O trabalho tem três frentes: avaliar riscos de desabamento sob ruas e construções, identificar potencial turístico e monitorar a captação de água subterrânea. Um plano da Fundação João Pinheiro, de 1982, revelou que 40% da água consumida na cidade vinha dessas minas. O percentual caiu, mas a captação clandestina persiste.

A geologia que transformou morros em cofres de ouro
Ouro Preto está no coração do Quadrilátero Ferrífero, região formada por rochas do Supergrupo Minas. O ouro aparecia associado a veios de quartzo dentro dos itabiritos, formações ferríferas bandadas. O metal extraído dos riachos era escurecido por uma camada de óxido de ferro, o que originou o nome “ouro preto” e diferenciava o material de qualquer outro encontrado nas colônias.
Quando o ouro de superfície escasseou, a mineração avançou para dentro dos morros. Escravizados abriam galerias com picaretas, cunhas e marretas, seguindo os filões de quartzo no escuro. A ventilação era precária e os desabamentos, frequentes. O bairro Taquaral foi erguido sobre escavações a céu aberto que comprometeram a estabilidade do solo até hoje.

O que esperar ao descer nas galerias coloniais?
A Prefeitura de Ouro Preto lista sete minas abertas à visitação no perímetro urbano, cada uma com extensão, profundidade e narrativa próprias.
- Mina de Chico Rei: 175 galerias abertas em três níveis de profundidade, com 325 metros iluminados. Ligada à história oral de Galanga, rei congolês escravizado que teria comprado a própria alforria e depois a mina inteira.
- Grande Mina Central: a 350 metros da Praça Tiradentes, com mais de 600 metros de galerias e afloramentos de minério de ferro visíveis nas paredes.
- Minas do Palácio Velho: percurso guiado de 80 metros a 108 metros de profundidade, com cascata subterrânea e marcas originais da escavação, como orifícios nas paredes e estacas de braúna.
- Mina do Bijoca: passeio de 45 minutos com artefatos do século XVIII e explicações sobre os métodos de extração colonial.
A 10 minutos de Ouro Preto, já no distrito de Passagem de Mariana, a Mina da Passagem complementa a experiência. A descida de trolley percorre 315 metros até 120 metros de profundidade, onde um lago de águas cristalinas ocupa os túneis que deixaram de ser bombeados. Dali saíram cerca de 35 toneladas de ouro desde o século XVIII.
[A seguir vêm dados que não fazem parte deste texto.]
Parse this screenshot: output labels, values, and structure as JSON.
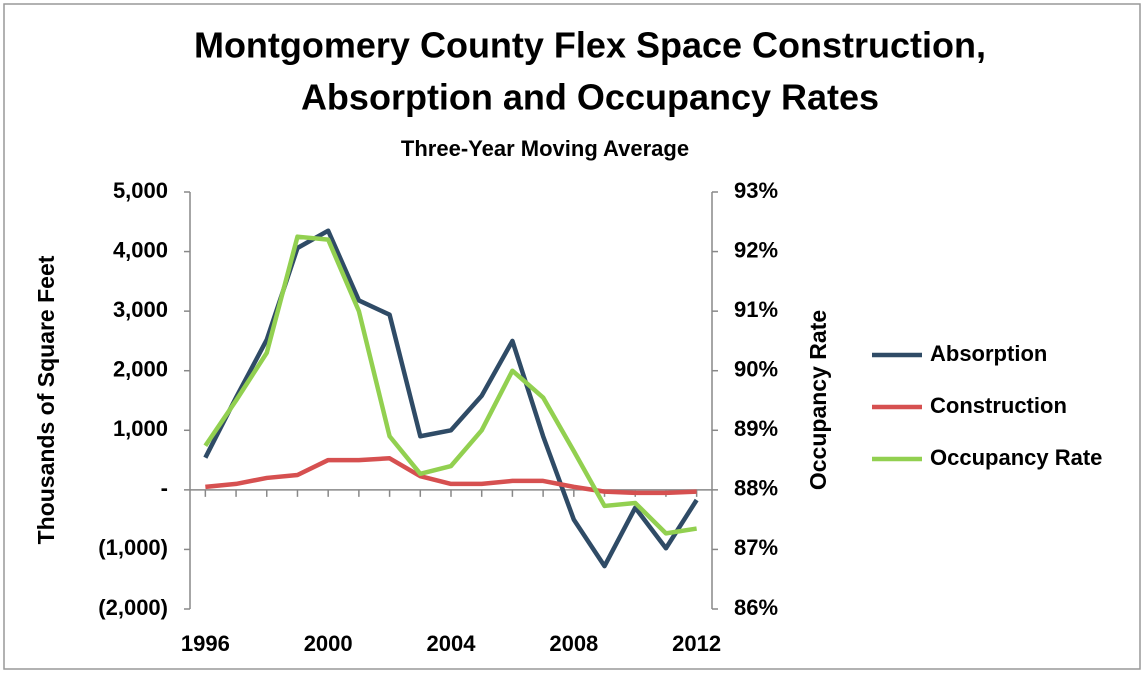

Quem sonha em conhecer Minas Gerais, vai curtir esse vídeo especialmente selecionado do canal Tesouros do Brasil, que conta com mais de 21 mil visualizações, onde João Vitor mostra um roteiro histórico e gastronômico por Ouro Preto:
O ouro que saiu da terra e subiu para os altares
O metal extraído dessas galerias não foi apenas embarcado para Portugal. Parte revestiu os altares que tornaram a cidade famosa. A Basílica de Nossa Senhora do Pilar ostenta mais de 400 kg de ouro na ornamentação interna. A Igreja de São Francisco de Assis, obra-prima de Aleijadinho iniciada em 1766, nasceu da riqueza que brotava dos morros ao redor.
Tombada pelo Instituto do Patrimônio Histórico e Artístico Nacional (IPHAN) em 1938, Ouro Preto mantém intacto o traçado colonial de ladeiras, becos e travessas. A estagnação econômica do século XIX ajudou a preservar o que a mineração construiu. O casario branco, as esquadrias coloridas e as telhas de barro sobreviveram porque a cidade parou no tempo quando o ouro acabou.
Um labirinto que ainda está sendo escrito
Ouro Preto tem duas camadas: a que se vê nas ladeiras e a que se esconde sob elas. As minas coloniais não são relíquias inertes. São parte viva da estrutura urbana, da memória da escravidão e da identidade de um lugar que nasceu do trabalho dentro da terra.
Reserve pelo menos um dia para descer às galerias, sentir a umidade das paredes e imaginar o que significava carregar pedra nas costas a mais de 100 metros de profundidade, porque Ouro Preto só se revela por inteiro quando você conhece o que existe debaixo dos seus pés.